By Charlene Baldridge
Beth Henley won the Pulitzer Prize and the Tony Award for a little ditty titled “Crimes of the Heart” back in 1981. Three sisters get together to have a little chat right after one of them has just shot her husband. Henley has been setting fire to stage conventions using poor white trash as grist ever since.
“The Jacksonian,” Henley’s new play now being performed at ion theatre in Hillcrest, follows her Southern Gothic vein. Set in 1964, the edifice is a motel tending toward seedy not too far from downtown in Henley’s Southern Gothic hometown of Jackson, Mississippi.
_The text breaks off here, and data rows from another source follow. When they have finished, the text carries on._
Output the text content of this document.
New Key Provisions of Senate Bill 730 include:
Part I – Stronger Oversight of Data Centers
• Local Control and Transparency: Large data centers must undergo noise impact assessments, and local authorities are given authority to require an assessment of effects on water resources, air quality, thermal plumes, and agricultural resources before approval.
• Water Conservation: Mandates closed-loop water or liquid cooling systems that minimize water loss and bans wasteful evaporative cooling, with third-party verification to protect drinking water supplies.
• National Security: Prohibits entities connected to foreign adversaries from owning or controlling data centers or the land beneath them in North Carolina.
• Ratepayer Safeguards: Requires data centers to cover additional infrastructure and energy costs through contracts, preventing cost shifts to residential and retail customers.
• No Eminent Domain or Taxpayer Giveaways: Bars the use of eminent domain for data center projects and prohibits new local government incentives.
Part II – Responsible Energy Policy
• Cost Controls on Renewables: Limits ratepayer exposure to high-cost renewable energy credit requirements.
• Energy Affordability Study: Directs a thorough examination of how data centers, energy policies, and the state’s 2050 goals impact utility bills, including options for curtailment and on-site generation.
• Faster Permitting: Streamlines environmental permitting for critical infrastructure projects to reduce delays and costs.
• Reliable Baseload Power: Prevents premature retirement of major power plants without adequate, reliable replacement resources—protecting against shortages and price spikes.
Dr. Bill Perch (Dónal Pugh) has been staying at the Jacksonian ever since he and his wife split up. Susan Perch (Beverley Baker) is quite fragile, at least that’s how her husband describes her. Their teenage daughter, Rosy (Nicole Sollazzo), a studious, obedient girl, misses her father, meets him often for dinner, tries to induce her mother to come along, and would feel better if both parents were under the same roof and life could on as before.
The motel culture among the employees is rather less trustworthy as to veracity. Not two long ago there was a robbery/murder at the convenience store nearby, and a Negro man was arrested on rather circumstantial evidence. Fred, the handsome young Jacksonian bartender, (Jake Rosko) was a suspect, but Eva (Kristin Woodburn) his chambermaid fiancée, has provided an alibi, and they are to be married right after Christmas. Suddenly he’s had a change of heart. She’s a simple girl without too many prospects on how to proceed in order to assure her future.
Henley’s play is so simple on the surface, and yet, as one gazes at the diminishing facets of truth, it becomes apparent something is vastly wrong and there is no clear way for out for any of them. I’m not about to spoil a good yarn for the unwary. Believe me, the play will rock you.
I marvel at the company assembled by co-directors Glenn Parris and Claudio Raygoza. The men, Dónal Pugh and Jake Rosko, are known for the punch they can deliver. All the young women are making company debuts, and the youngest is still in high school. Listen to the clarity of their entire company singing, however mournfully. And though the tension is unrelenting, there are gales of mirth in the play. Isn’t it a wonder that any of us gets out alive?
My favorite line, and there are many, is Fred’s remark to Rosy Perch that he can’t marry Eva because she smells like crayons in a dirty room. “Yeah,” Rosy says. “All the colors that you don’t want to use.”
Additional wonders are rife — a detailed accounting of the contents of the hotel by properties designer Melissa Hamilton, what they wear by Mary Summerday, and what kind of light, exactly, we see them in, by Karin Flijian. These are the exacting and the human ways, the tragic ways in we finally see them.